Furthermore, we investigate whether there is evidence, on top of unobservable characteristics of the borrower, of any economic mechanism that mitigates the default risk of lower-income borrowers. The income channel from the logit regression shows that savings coming from reduced costs, such as energy bills and home insurance costs, have a greater impact in relative terms on borrowers with less disposable income. However, the finding for the lowest income group is not confirmed in the Cox regression. This could be due to the availability of the household’s income that, differently from LTV and DSCR, is observable only at the loan’s origination date. Nevertheless, the economic channel is confirmed in the mitigation of the default risk for the average household.

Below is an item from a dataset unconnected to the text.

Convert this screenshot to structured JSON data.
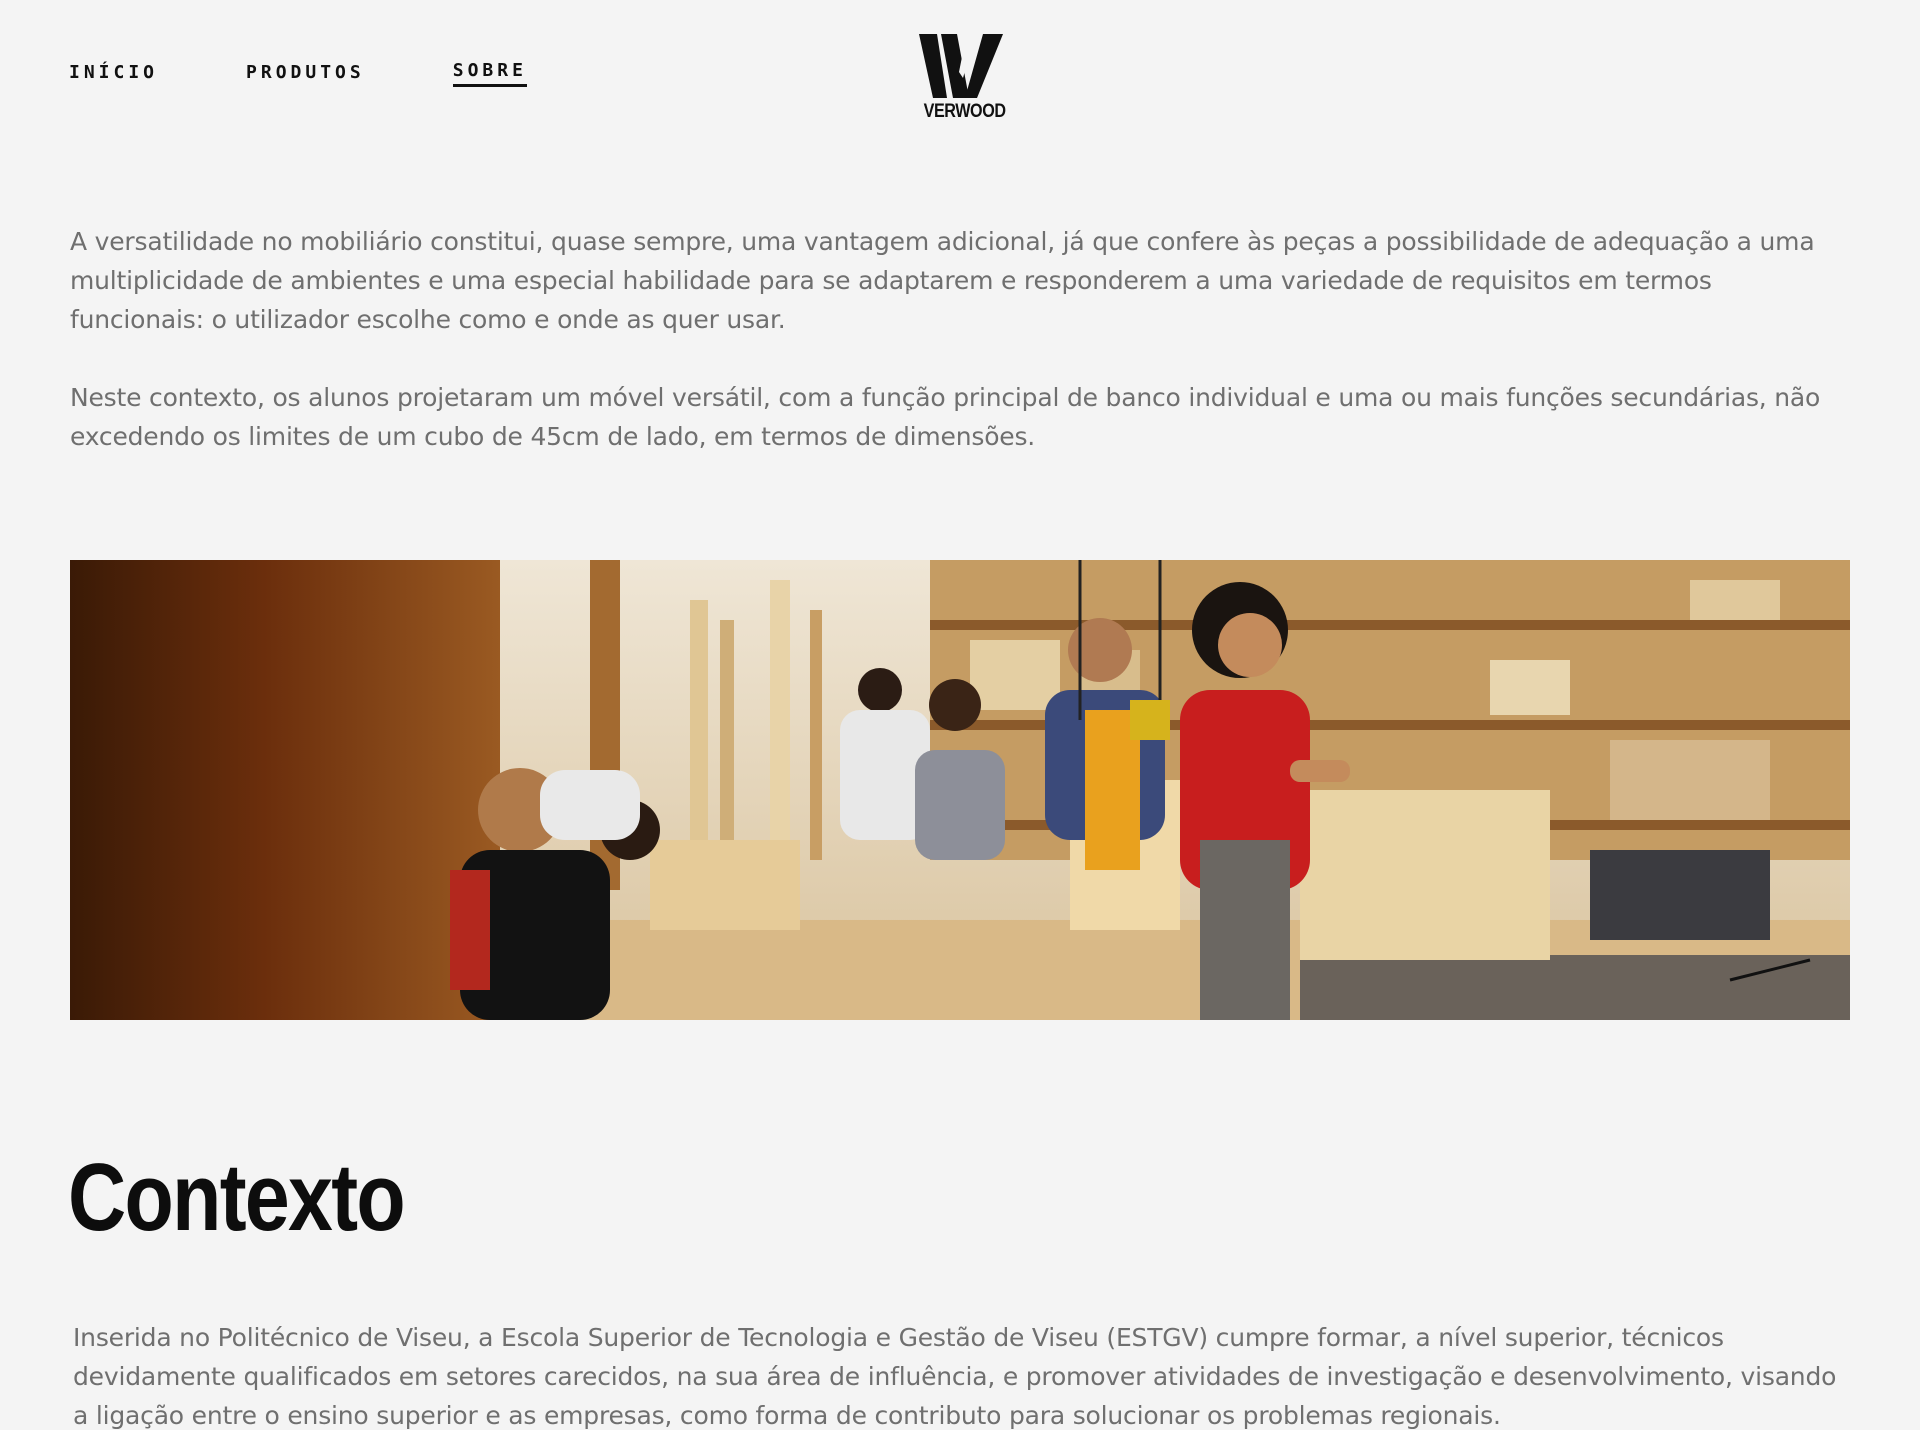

These aspects are not only crucial for shaping future energy policy, but also have implications for the risk management of European financial institutions. In fact, lower default risk for mortgages on energy-efficient residential buildings could imply different mortgage pricing (i.e., lower interest rates).

The presented findings are a first step in understanding whether and to what extent energy efficiency plays a role in the European mortgage market.